La théorie du wahhabisme a été confrontée à une forte opposition des musulmans en général. Aujourd’hui le wahhabisme se présente sous une autre forme plus tempérée : il renonce à considérer les autres musulmans comme des incroyants et évite de commettre les excès du passé, qui avaient suscité des réactions et mis fin à la première conquête Saoudienne.
Aujourd’hui, l’Arabie Saoudite connaît une perte d’influence dans le monde Musulman, notamment à cause de la chute de nombreux dictateurs, qui étaient acquis à sa cause, et à cause de sa politique internationale jugée antimusulmane.

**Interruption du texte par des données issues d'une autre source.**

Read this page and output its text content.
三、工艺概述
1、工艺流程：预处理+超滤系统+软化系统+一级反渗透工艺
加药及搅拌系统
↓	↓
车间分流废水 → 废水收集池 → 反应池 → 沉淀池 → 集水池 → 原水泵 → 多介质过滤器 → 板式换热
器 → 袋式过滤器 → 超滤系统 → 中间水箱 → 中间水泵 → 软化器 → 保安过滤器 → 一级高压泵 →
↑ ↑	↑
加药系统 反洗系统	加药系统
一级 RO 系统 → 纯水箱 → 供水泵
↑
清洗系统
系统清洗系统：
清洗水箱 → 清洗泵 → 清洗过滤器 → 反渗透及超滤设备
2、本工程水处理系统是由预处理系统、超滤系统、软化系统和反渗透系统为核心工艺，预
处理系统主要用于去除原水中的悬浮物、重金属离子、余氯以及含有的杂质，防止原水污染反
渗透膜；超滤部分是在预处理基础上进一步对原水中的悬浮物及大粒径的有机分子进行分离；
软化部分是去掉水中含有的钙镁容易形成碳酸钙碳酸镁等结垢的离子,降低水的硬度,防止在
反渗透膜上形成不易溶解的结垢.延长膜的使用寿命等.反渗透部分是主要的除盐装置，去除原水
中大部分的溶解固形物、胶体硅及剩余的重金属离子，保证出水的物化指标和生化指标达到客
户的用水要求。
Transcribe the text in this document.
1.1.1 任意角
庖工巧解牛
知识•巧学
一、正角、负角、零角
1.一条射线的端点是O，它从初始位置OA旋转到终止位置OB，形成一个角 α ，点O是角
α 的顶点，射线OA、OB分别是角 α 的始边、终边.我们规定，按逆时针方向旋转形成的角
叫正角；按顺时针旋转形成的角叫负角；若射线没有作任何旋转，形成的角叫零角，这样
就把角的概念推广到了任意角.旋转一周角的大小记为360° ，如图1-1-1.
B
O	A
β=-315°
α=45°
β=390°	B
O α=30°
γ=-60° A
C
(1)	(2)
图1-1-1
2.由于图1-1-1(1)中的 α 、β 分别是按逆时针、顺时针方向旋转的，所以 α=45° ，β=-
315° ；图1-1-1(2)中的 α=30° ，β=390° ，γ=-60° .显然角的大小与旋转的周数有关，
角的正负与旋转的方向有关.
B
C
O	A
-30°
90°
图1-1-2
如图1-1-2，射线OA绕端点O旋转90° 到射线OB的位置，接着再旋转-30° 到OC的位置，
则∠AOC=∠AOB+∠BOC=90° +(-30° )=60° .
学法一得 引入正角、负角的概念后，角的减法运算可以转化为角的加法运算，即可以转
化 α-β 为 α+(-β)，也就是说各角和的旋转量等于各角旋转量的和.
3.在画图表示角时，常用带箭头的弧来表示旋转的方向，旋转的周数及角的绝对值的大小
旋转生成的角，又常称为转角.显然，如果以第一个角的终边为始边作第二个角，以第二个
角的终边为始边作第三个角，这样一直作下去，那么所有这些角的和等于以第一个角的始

Quand on connait la situation politique des Comores actuellement, il est très difficile de ne pas faire le lien entre ce décret et l’influence Saoudienne. Après avoir défini les Comoriens de Musulmans Sunnites (cela criminalise potentiellement ceux qui ne le seraient pas), voilà qu’Azali ASSOUMANI et son gouvernement s’attaquent à la prière.
Plus que jamais, j’interpelle les spécialistes, à savoir les juristes (du droit positif et du droit musulman) : AzaliASSOUMANIN et son gouvernement ont-ils le droit de légiférer sur comment faire la prière ?
Sous Azali ASSOUMANI, les Comores continueront à prêter allégeance à l’Arabie Saoudite au niveau religieux, après avoir prêté allégeance au niveau politique, et ce au détriment du peuple.